Owasys 22C Screenless Cellphone

W. Nick Dotson nickdotson at bellsouth.net
Wed Jul 19 11:17:33 EDT 2006


I'll say it plainly, they'll have to pry my Owasys22C outa my cold dead fingers.  It does exactly what I want, accessories and firmware upgrade are currently 
available, I'm waiting for them to call for my card info, and it's small, does everything I need it to with a no fuss no muss package I could just charge up turn 
on and go with probably without ever having first read the manual, but I'm a tech support geek, and don't properly feel I own something and have the right 
to turn it on and play with it til I've done my duty and read the manual...

Nick

On Wed, 19 Jul 2006 10:26:41 -0400, Wil James wrote:

 Hi Michael
  
 "There are alternatives to the Owasys which offer the same functionality
 (possibly more), such as a symbian phone and talks." 

 If I remember correctly, you cannot text message with the LG4500 phones.

 "Maybe in your case the cost difference was greater, but for me buying a
 symbian phone and talks was only marginly more expensive than a Owasys (my
 feeling was the little extra was worth having a phone which has a large user
 base, should have very few bugs, and if any updates are needed can be done
 locally and not mean I will be without my phone for any significant time," 

 Take into account, $199 for TALX for Cingular for a one year contract, and
 $99 for a two year contract.  Toss in the cost of the phone, which can go
 over $150.  yes, you go get credit for the Talx, but you have to shell out
 the money in advance.  You're talking at least $250 to $400 just to get set
 up with Talx.  MobileSpeak costs $399 itself.  The Owasys22C costs only
 $200.00, less than half what you would pay for the other solutions out
 there.
 Who says a SIM card can't be sent to your address of you want updates?

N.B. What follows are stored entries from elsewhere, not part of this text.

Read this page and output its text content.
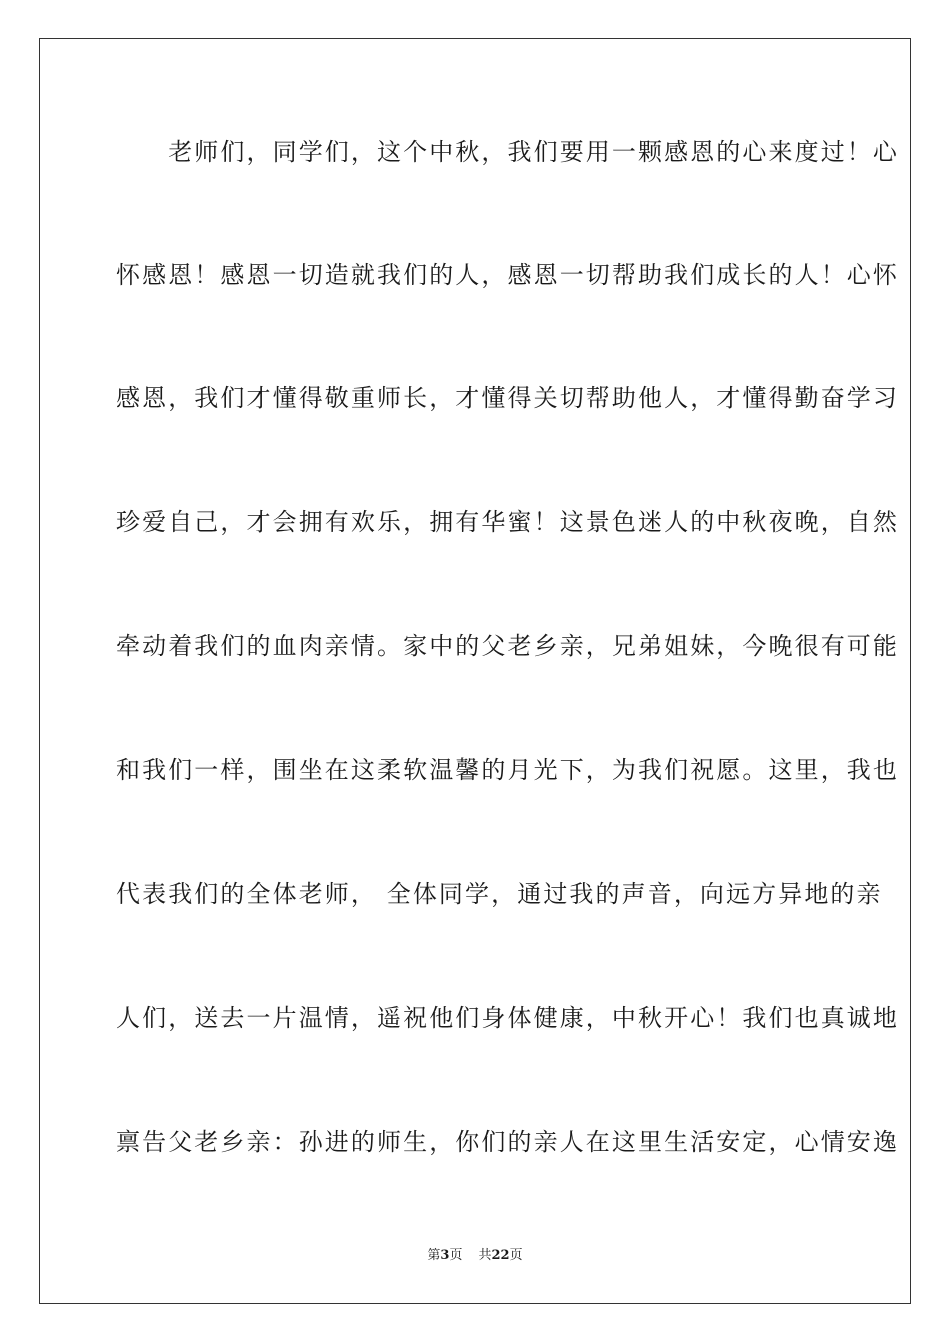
　　老师们，同学们，这个中秋，我们要用一颗感恩的心来度过！心
怀感恩！感恩一切造就我们的人，感恩一切帮助我们成长的人！心怀
感恩，我们才懂得敬重师长，才懂得关切帮助他人，才懂得勤奋学习
珍爱自己，才会拥有欢乐，拥有华蜜！这景色迷人的中秋夜晚，自然
牵动着我们的血肉亲情。家中的父老乡亲，兄弟姐妹，今晚很有可能
和我们一样，围坐在这柔软温馨的月光下，为我们祝愿。这里，我也
代表我们的全体老师， 全体同学，通过我的声音，向远方异地的亲
人们，送去一片温情，遥祝他们身体健康，中秋开心！我们也真诚地
禀告父老乡亲：孙进的师生，你们的亲人在这里生活安定，心情安逸
第3页 共22页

 "plenty of extras available if I wanted something for my phone (and not just
 nokia originals), and the specialist bit could be removed if there was any
 problem caused by that leaving me with a fully functional phone)."

 What could you do with your phone if the specialist bit was removed?  Not
 nearly what you could with it loaded.

 "While all that seems very negative about it, I will accept for some an
 Owasys may be the correct choice (may be you fall in that category), but
 equally I feel that some choose it for the wrong reason (I am struggling to
 find quite the wording I want, reasons such as it is what they believe is
 accessible to them, because they think things with a screen has been
 visually designed so could never be accessible)."

 Wrong in my case.  I have a computer, and I do use Windows.  It, too, has a
 monitor, but I don't shy away from it just because pictures are displayed on
 the monitor.  That's about the most vain thing I've heard.

 "I feel I now need to try and restrain myself as I am getting close to my
 strong feelings, and I don't really feel this is really sufficiently on
 topic for this list. We may just have to agree to differ on this if anyone
 disagrees with what I have said."

 I do see your points, and they're good ones for debate.

 ----- Original Message -----
 From: "David Poehlman" <david.poehlman at handsontechnologeyes.com>
 To: "Speakup is a screen review system for Linux." <speakup at braille.uwo.ca>
 Sent: Tuesday, July 18, 2006 11:13 AM
 Subject: Re: Re[2]: Owasys 22C Screenless Cellphone


 >I will buy and use off the shelf products when possible.  In our case 
 >tthough, we needed the functionality.
 >
 > It's new, many things start out as new.  Hopefully it'lll catch on  and 
 > then we'll have a product we can use that is truly embedded.